The Aldershot Autumn Manœuvres were over, the troops dispersed, and the victory of Lord Moffat over Sir David Roberts—hard won, and much trumpeted by the newspapers, whose correspondents had accompanied the respective staffs of the belligerent generals—was already as much forgotten by the public as the shreds of cartridge-case that lay strewn among the Wessex stubble-fields. Lord Harrogate had time now to attend to the queer business broached by that respectable person, Mr Richard Hold.

‘Master will see you, sir—my lord,’ said the grim, prim parlour-maid, dropping a flurried courtesy, in acknowledgment of the rank of the visitor, as she returned. ‘Only you must please walk into the garden. He’s mostly there in the fine weather.’
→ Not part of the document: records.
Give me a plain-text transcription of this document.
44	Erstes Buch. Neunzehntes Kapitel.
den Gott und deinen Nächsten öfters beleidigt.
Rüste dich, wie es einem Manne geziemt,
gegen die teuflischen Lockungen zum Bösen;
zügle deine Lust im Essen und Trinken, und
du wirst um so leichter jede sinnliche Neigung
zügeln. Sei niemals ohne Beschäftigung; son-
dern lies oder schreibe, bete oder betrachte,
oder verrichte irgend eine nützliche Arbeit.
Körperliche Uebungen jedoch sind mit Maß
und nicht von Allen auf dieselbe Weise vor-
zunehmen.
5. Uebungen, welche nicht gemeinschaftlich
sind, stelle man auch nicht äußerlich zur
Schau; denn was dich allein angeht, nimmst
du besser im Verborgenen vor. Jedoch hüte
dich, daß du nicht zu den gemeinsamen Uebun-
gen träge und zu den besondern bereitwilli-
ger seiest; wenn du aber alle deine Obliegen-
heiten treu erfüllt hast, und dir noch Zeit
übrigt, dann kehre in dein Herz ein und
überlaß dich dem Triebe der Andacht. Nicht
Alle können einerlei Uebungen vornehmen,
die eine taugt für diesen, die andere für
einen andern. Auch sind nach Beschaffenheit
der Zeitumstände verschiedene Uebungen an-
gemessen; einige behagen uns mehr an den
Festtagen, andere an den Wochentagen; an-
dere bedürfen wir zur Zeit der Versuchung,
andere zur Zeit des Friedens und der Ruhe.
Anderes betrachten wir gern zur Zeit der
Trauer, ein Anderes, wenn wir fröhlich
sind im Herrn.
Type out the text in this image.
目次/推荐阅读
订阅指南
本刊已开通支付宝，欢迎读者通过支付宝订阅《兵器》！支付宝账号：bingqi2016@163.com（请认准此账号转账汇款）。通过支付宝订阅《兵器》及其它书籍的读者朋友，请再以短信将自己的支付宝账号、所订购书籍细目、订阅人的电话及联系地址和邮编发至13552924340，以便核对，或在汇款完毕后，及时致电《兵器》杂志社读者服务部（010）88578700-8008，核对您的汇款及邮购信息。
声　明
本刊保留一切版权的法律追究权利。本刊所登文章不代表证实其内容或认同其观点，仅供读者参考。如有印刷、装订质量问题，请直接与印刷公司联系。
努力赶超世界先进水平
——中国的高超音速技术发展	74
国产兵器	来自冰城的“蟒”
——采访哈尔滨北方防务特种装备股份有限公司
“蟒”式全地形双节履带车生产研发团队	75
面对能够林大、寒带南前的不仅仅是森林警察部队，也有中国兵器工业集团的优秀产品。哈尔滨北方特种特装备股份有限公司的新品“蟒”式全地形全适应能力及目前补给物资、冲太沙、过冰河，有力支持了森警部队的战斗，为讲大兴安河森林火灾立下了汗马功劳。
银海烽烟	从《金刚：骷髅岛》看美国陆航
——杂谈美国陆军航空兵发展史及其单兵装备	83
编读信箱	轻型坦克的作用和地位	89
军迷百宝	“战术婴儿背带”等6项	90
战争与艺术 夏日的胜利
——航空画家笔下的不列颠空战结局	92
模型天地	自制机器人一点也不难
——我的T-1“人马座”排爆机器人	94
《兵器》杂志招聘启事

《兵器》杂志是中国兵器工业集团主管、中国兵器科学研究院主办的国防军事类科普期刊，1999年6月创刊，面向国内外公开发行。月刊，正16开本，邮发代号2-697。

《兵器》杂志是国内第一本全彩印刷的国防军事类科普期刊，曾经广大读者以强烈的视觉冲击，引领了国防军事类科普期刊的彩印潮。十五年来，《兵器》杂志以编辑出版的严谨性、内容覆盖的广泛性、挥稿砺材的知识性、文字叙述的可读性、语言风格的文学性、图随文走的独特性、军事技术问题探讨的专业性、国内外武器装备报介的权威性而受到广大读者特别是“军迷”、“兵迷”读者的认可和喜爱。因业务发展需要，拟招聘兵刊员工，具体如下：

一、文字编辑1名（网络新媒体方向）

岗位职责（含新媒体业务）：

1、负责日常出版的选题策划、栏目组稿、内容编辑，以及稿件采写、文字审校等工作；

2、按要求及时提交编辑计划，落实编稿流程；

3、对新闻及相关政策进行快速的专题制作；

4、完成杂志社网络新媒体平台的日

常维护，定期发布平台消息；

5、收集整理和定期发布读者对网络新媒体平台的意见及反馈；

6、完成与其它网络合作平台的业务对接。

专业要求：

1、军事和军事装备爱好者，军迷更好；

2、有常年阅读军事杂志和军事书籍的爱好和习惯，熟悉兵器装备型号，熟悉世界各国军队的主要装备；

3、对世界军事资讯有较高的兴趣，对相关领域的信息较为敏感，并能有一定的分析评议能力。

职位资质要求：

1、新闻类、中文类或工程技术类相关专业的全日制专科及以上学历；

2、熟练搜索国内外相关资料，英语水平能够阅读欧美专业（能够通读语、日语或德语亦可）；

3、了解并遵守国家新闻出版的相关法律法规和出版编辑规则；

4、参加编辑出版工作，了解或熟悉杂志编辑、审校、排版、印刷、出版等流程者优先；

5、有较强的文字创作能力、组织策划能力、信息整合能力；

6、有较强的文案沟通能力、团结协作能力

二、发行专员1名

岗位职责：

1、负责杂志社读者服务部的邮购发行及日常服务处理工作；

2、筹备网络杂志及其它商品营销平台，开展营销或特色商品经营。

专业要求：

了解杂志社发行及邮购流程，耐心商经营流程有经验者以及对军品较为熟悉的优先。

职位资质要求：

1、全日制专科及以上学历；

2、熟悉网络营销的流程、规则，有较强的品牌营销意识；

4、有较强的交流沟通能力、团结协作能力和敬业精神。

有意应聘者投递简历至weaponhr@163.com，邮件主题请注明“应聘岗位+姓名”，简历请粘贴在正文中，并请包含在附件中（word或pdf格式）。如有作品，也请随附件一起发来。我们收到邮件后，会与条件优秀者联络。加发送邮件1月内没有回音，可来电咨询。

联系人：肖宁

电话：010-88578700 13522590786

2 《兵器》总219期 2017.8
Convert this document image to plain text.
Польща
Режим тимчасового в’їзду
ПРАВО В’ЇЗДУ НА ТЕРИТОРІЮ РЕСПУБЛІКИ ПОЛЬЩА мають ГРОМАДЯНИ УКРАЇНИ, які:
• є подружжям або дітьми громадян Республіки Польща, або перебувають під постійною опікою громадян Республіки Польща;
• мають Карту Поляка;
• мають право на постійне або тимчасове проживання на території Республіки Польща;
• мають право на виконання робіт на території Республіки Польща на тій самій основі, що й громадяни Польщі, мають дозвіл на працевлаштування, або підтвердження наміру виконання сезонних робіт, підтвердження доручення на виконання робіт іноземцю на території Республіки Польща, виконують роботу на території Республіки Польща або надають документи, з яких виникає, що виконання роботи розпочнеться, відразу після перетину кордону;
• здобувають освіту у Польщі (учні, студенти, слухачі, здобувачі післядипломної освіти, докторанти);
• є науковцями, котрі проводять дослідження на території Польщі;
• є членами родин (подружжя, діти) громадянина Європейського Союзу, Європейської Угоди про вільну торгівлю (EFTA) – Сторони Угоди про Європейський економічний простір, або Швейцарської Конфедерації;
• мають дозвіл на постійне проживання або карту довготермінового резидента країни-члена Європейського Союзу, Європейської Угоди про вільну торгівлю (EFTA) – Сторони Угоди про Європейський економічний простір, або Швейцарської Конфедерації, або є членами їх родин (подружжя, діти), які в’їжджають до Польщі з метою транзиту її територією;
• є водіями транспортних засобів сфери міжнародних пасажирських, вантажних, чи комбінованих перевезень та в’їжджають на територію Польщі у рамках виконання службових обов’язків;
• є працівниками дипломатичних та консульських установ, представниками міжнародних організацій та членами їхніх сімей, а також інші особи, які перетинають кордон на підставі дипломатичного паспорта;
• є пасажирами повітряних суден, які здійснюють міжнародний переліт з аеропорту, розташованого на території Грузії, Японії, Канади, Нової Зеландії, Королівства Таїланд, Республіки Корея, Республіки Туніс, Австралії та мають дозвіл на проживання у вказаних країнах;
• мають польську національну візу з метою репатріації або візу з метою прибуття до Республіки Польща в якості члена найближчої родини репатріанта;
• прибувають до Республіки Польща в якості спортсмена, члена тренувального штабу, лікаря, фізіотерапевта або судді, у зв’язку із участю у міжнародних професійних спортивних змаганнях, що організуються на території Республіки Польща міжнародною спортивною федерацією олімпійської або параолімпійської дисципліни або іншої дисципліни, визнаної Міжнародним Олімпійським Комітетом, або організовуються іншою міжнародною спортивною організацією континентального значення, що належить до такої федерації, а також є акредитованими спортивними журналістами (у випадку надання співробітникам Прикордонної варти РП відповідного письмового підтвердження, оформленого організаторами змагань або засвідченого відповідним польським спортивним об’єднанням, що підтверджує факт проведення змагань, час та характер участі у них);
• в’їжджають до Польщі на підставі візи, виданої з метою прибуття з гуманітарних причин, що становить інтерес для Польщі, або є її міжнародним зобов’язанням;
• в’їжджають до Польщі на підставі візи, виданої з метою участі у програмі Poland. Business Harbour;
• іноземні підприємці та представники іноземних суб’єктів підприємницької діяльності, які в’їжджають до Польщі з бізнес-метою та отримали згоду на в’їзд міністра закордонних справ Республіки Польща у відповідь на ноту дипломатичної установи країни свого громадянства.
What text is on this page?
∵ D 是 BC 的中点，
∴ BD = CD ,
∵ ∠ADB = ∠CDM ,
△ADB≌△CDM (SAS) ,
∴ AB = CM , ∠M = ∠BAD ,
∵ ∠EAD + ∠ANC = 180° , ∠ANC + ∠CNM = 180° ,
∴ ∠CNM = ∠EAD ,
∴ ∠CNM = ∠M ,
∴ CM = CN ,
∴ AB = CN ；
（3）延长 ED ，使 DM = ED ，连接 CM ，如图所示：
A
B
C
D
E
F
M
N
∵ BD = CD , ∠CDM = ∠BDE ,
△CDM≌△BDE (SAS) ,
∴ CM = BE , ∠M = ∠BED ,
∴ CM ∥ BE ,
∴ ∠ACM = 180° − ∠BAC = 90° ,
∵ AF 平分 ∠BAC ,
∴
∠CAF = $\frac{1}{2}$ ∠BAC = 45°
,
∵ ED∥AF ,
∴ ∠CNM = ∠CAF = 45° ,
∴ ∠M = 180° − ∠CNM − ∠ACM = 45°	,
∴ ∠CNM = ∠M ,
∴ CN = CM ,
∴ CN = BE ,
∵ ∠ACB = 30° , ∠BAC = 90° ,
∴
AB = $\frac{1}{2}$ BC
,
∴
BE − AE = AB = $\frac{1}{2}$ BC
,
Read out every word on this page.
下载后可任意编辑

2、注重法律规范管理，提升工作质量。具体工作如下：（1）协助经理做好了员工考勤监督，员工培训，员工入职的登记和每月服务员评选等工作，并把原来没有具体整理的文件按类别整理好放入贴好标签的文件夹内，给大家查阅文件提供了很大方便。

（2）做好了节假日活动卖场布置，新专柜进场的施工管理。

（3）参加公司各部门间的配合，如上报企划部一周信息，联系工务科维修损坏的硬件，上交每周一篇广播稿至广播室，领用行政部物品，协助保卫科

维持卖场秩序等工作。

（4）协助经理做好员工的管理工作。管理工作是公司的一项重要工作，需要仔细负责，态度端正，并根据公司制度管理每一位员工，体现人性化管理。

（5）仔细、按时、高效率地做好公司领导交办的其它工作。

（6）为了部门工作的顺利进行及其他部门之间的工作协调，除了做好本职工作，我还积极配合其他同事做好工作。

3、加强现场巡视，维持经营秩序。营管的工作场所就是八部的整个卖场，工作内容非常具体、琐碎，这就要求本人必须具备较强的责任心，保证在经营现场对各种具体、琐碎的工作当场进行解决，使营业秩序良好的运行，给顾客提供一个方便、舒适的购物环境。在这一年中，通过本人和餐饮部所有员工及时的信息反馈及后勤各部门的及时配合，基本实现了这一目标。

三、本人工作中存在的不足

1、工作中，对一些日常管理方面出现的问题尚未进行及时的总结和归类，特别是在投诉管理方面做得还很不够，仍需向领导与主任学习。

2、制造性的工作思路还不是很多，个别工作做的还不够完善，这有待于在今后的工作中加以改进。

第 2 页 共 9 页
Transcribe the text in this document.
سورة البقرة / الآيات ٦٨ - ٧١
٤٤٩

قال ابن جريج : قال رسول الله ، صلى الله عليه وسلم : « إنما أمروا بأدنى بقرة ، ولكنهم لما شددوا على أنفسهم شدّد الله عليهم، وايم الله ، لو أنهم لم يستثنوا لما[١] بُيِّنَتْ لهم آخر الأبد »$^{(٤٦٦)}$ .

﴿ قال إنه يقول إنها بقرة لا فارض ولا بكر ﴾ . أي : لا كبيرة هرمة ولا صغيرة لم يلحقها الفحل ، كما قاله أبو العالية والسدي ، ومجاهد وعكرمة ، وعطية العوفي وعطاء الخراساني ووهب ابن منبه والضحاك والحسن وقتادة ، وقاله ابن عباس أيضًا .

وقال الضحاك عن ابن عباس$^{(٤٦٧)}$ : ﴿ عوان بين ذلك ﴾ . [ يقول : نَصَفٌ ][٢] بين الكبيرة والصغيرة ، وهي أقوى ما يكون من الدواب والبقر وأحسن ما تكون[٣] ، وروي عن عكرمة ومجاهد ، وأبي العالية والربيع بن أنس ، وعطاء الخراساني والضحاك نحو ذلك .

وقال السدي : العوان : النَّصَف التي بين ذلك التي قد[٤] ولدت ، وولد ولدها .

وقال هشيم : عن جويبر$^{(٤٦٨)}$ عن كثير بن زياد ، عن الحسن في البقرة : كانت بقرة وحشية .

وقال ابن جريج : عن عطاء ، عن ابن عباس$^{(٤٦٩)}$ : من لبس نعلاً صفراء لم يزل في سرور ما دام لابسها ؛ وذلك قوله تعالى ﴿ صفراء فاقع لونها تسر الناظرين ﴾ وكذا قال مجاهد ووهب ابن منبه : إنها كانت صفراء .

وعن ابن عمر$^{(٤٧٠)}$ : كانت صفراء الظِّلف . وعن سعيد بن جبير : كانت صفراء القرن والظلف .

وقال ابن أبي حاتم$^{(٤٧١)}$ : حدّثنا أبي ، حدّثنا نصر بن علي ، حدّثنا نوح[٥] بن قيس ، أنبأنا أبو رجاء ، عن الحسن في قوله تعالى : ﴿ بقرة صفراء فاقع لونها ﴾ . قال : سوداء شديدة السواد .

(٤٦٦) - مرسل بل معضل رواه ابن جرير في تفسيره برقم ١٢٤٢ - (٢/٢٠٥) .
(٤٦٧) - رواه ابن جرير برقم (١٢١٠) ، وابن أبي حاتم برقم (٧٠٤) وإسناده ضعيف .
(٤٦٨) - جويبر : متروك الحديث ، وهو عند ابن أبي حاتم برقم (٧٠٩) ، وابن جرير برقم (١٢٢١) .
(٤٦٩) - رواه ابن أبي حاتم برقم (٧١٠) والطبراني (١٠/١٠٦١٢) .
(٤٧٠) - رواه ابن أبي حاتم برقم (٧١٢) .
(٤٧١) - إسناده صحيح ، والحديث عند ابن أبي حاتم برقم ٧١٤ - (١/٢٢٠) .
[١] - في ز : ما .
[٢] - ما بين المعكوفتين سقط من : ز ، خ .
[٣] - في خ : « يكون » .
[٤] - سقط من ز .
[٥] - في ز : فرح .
Hard by the water’s edge, in a leafy arbour, overrun with American creepers, with the morning newspapers neatly arranged upon a table beside him, and a long slender fishing-rod lying on the turf within reach, was Mr Sturgis, a little nervous-mannered, trimly attired old gentleman, who shaded his eyes with one thin white hand, and then held it out in salutation.

‘You’ve a De Vere face, my lord,’ he said, rising from his chair. ‘A boy you were, a boy, when I saw you last. But I have known so many of the name.’

Mr Sturgis was deaf; and it was through the serpentine tube of an ear-trumpet that Lord Harrogate had to explain the object of his visit. He wished, he said, that Mr Sturgis would so far oblige him as to recall his recollections of the time when Clare, Baroness Harrogate, lost that only child who would in due course have succeeded her in the title that had now lapsed to the Wolverhampton line. Was it not true—a proper explanation should be forthcoming as to the reason for the inquiry—that Mr Sturgis had been at the late Lady Harrogate’s cottage-residence, beside the Thames, on the very day of the child’s drowning? Was it not also true that there were some suspicions of foul play?

The little old lawyer fidgeted very much with his yellow silk pocket-handkerchief, his gold-rimmed spectacles, and a tiny gold snuff-box that lay on the table at his elbow, before he returned any answer to these questions. ‘Poor young thing! poor young creature!’ he said at last ‘Yes; I was there. I attended her ladyship in Berkshire, there, at her request, to see to the proper execution of some legal documents relating to the trifling property her late husband the Colonel had left behind him; and within a few minutes of my reaching Holly Cottage, the accident occurred. Ah, to be sure! It was sad, very sad!’

‘You speak of it, I perceive, as an accident?’ said Lord Harrogate interrogatively. ‘There were reports, I believe, to the contrary?’

‘Why, yes,’ replied Mr Sturgis, in a slow reluctant tone. ‘The vulgar, your lordship knows, like a spice of the marvellous, especially when a death is in question, and there were ugly rumours flying about—soon hushed up and forgotten, though.’

‘Do you imagine that there was any substratum of solid truth underlying these rumours?’ asked Lord Harrogate through the trumpet.

‘Now, my dear sir—my dear lord—that’s a leading question,’ said the little lawyer argumentatively, and laying one weak hand on his visitor’s coat-sleeve. ‘What we have to deal with, as men of business and men of the world, are first facts, and then probabilities. The case primâ facie was a very simple one. Child, of tender years, left alone on terrace overlooking river—scream heard—infant’s body vainly sought for in the Thames—a very melancholy but commonplace concatenation of circumstances. Nothing but the rank of the parties called attention to the misfortune.’